Zaferani Arani Hamid, Abbasy Zahra, Abbasy Seyed Mahmoud Reza, Fooladivanda Nastaran, Kheradmand Mahdi, Shariati Far Fateme, Saghafi Dena, Shekarriz Amirhossein, Barati Mojdeh, Nasirimotlagh Farzaneh, Ziyadloo Fatemeh, Nekuifard Arefe, Farajee Narges, Letafat Mohammadreza, Mehri Tokmeh Marzieh, Teymoorianfard Nastaran, Massah Bita, Javidi Mohammad Amin
Department of Surgery, Shiraz University of Medical Sciences, Shiraz, Iran.
Department of Pediatrics, Tehran University of Medical Sciences, Tehran, Iran.
Galen Med J. 2024 Apr 28;13:e3347. doi: 10.31661/gmj.v13i.3347. eCollection 2024.
According to the anti-cancer impact of hypericin and naringenin, we put the main aim of this study to unravel the apoptotic/anti-cancer effect of these compounds on Y79 retinoblastoma cell line.

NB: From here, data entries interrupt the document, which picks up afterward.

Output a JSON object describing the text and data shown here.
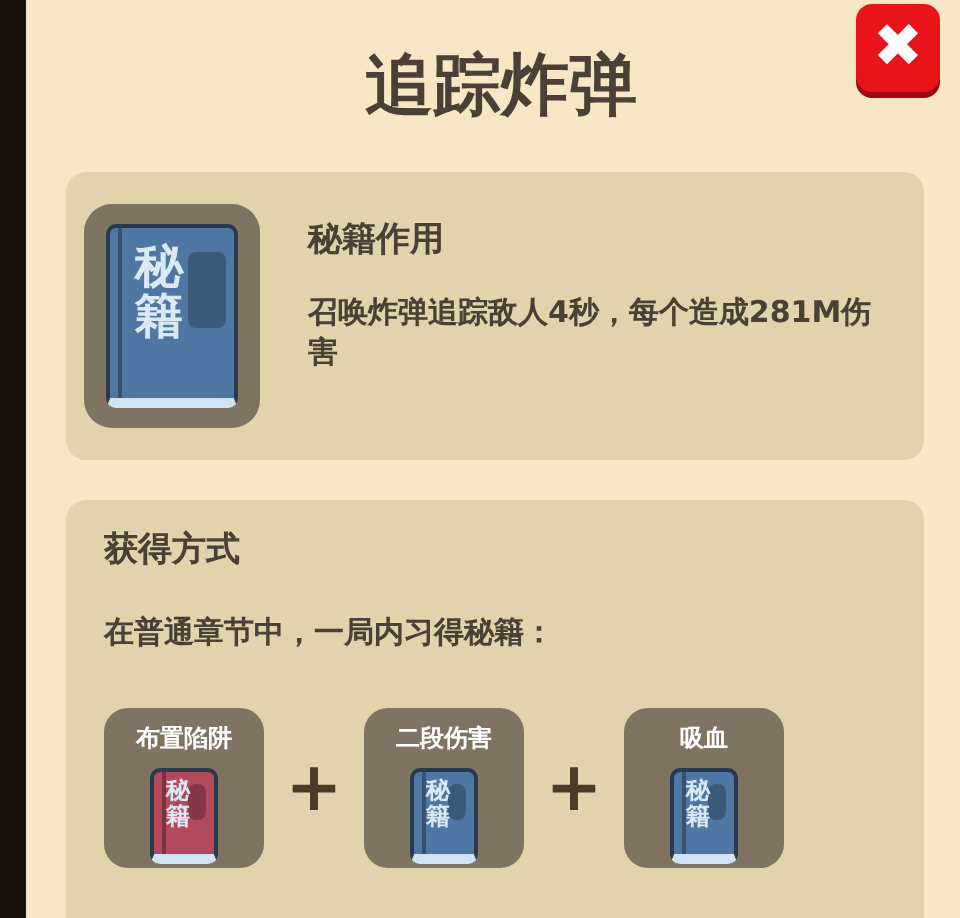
{
  "title": "追踪炸弹",
  "close_button": {
    "label": "✖"
  },
  "effect_card": {
    "book": {
      "cover_text": "秘籍",
      "color": "#4f77a3"
    },
    "heading": "秘籍作用",
    "description": "召唤炸弹追踪敌人4秒，每个造成281M伤害"
  },
  "obtain_card": {
    "heading": "获得方式",
    "instruction": "在普通章节中，一局内习得秘籍：",
    "separator": "+",
    "items": [
      {
        "label": "布置陷阱",
        "cover_text": "秘籍",
        "color": "#b24a5c"
      },
      {
        "label": "二段伤害",
        "cover_text": "秘籍",
        "color": "#4f77a3"
      },
      {
        "label": "吸血",
        "cover_text": "秘籍",
        "color": "#4f77a3"
      }
    ]
  }
}
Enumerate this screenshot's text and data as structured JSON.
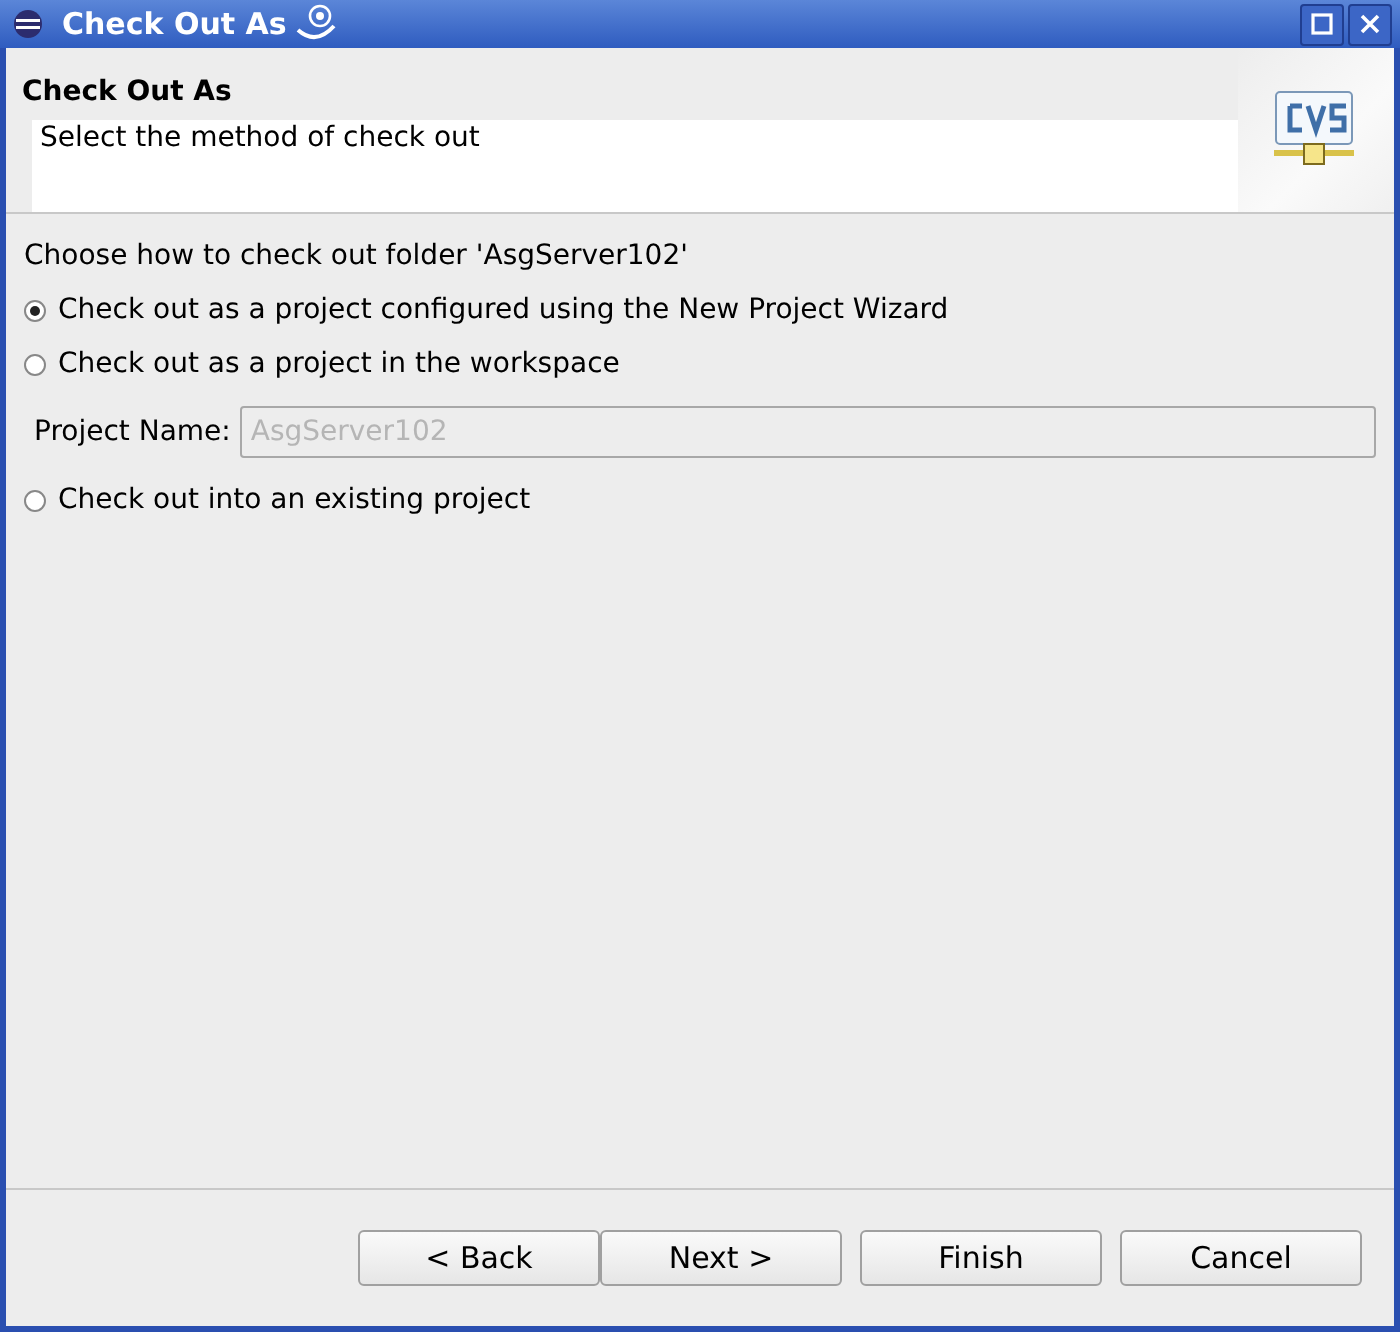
{
  "window": {
    "title": "Check Out As"
  },
  "header": {
    "title": "Check Out As",
    "description": "Select the method of check out"
  },
  "prompt": "Choose how to check out folder 'AsgServer102'",
  "options": [
    {
      "label": "Check out as a project configured using the New Project Wizard",
      "selected": true,
      "kind": "radio"
    },
    {
      "label": "Check out as a project in the workspace",
      "selected": false,
      "kind": "radio"
    },
    {
      "kind": "field",
      "label": "Project Name:",
      "value": "AsgServer102",
      "disabled": true
    },
    {
      "label": "Check out into an existing project",
      "selected": false,
      "kind": "radio"
    }
  ],
  "buttons": [
    {
      "label": "< Back",
      "disabled": false
    },
    {
      "label": "Next >",
      "disabled": false
    },
    {
      "label": "Finish",
      "disabled": false
    },
    {
      "label": "Cancel",
      "disabled": false
    }
  ]
}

To calculate the 50%inhibitory concentration (IC50) of hypericin for 24 and 48 hours, XTT assay performed. Cytotoxic effect of naringenin investigated by XTT and trypan blue exclusion assay further confirmed the inhibitory impact of these agents on Y79 cells viability. Flow cytometry Annexin V/PI determined the cell death. The mRNAs expression level of Bax and Bcl-2 investigated by real-time PCR in different groups including the control, cells treated with naringenin, hypericin, or concurrent with both compounds.

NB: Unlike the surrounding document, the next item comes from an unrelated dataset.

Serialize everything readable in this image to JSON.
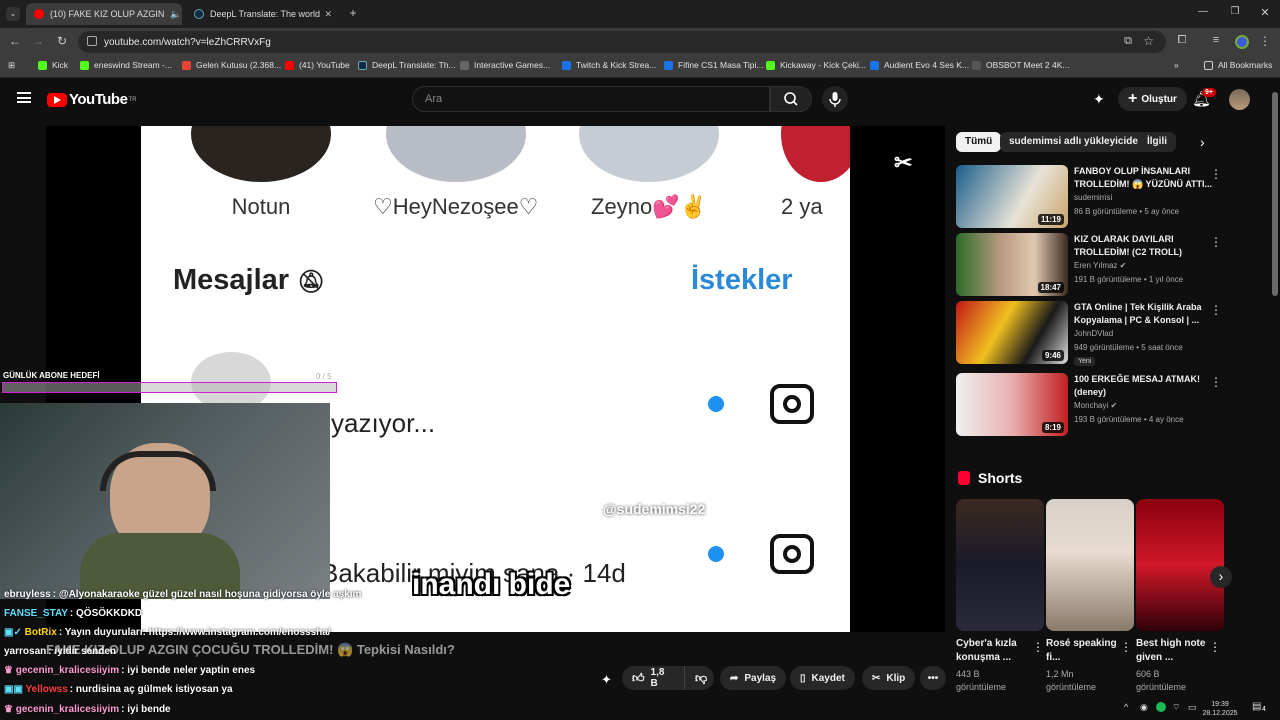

The 24 and 48 hours IC50 of hypericin, calculated to be 2.5 and 1.25 (μg/ml), respectively. 50 (μg/ml) naringenin induced about 20% and 30% apoptosis in Y79 cells after 24 and 48 hours. Trypan blue staining and flow cytometry confirmed this data. Moreover, flowcytometry results, revealed that the kind cell death occurred in these cells post treatment was mostly apoptosis. Simultaneous treatment with both agents didn't show synergistic effect. Bax/Bcl-2 ratio increased in cells treated with hypericin but in cells treated with narigenin didn't show significant increase in the Bax mRNA level.
Hypericin had more cytotoxic effect in Y79 cells compared with naringenin. Furthermore, hypericin and naringenin didn't have apoptotic synergistic effect in these cells. According to the real-time PCR results, hypericin induces apoptosis in Y79 cells by disrupt the ratio of Bax/Bcl-2.
根据金丝桃素和柚皮素的抗癌作用,我们将本研究的主要目的设定为揭示这些化合物对Y79视网膜母细胞瘤细胞系的凋亡/抗癌作用。
为计算金丝桃素在24小时和48小时的50%抑制浓度(IC50),进行了XTT试验。通过XTT试验研究柚皮素的细胞毒性作用,台盼蓝排斥试验进一步证实了这些药物对Y79细胞活力的抑制作用。流式细胞术Annexin V/PI法测定细胞死亡情况。通过实时PCR检测不同组(包括对照组、用柚皮素处理的细胞、金丝桃素处理的细胞或同时用两种化合物处理的细胞)中Bax和Bcl-2的mRNA表达水平。
金丝桃素在24小时和48小时的IC50分别计算为2.5和1.25(μg/ml)。50(μg/ml)柚皮素在24小时和48小时后诱导Y79细胞凋亡约20%和30%。台盼蓝染色和流式细胞术证实了该数据。此外,流式细胞术结果显示,这些细胞处理后发生的细胞死亡类型主要是凋亡。两种药物同时处理未显示协同作用。用金丝桃素处理的细胞中Bax/Bcl-2比值升高,但用柚皮素处理的细胞中Bax mRNA水平未显示显著升高。
与柚皮素相比,金丝桃素对Y79细胞具有更强的细胞毒性作用。此外,金丝桃素和柚皮素在这些细胞中没有凋亡协同作用。根据实时PCR结果,金丝桃素通过破坏Bax/Bcl-2比值诱导Y79细胞凋亡。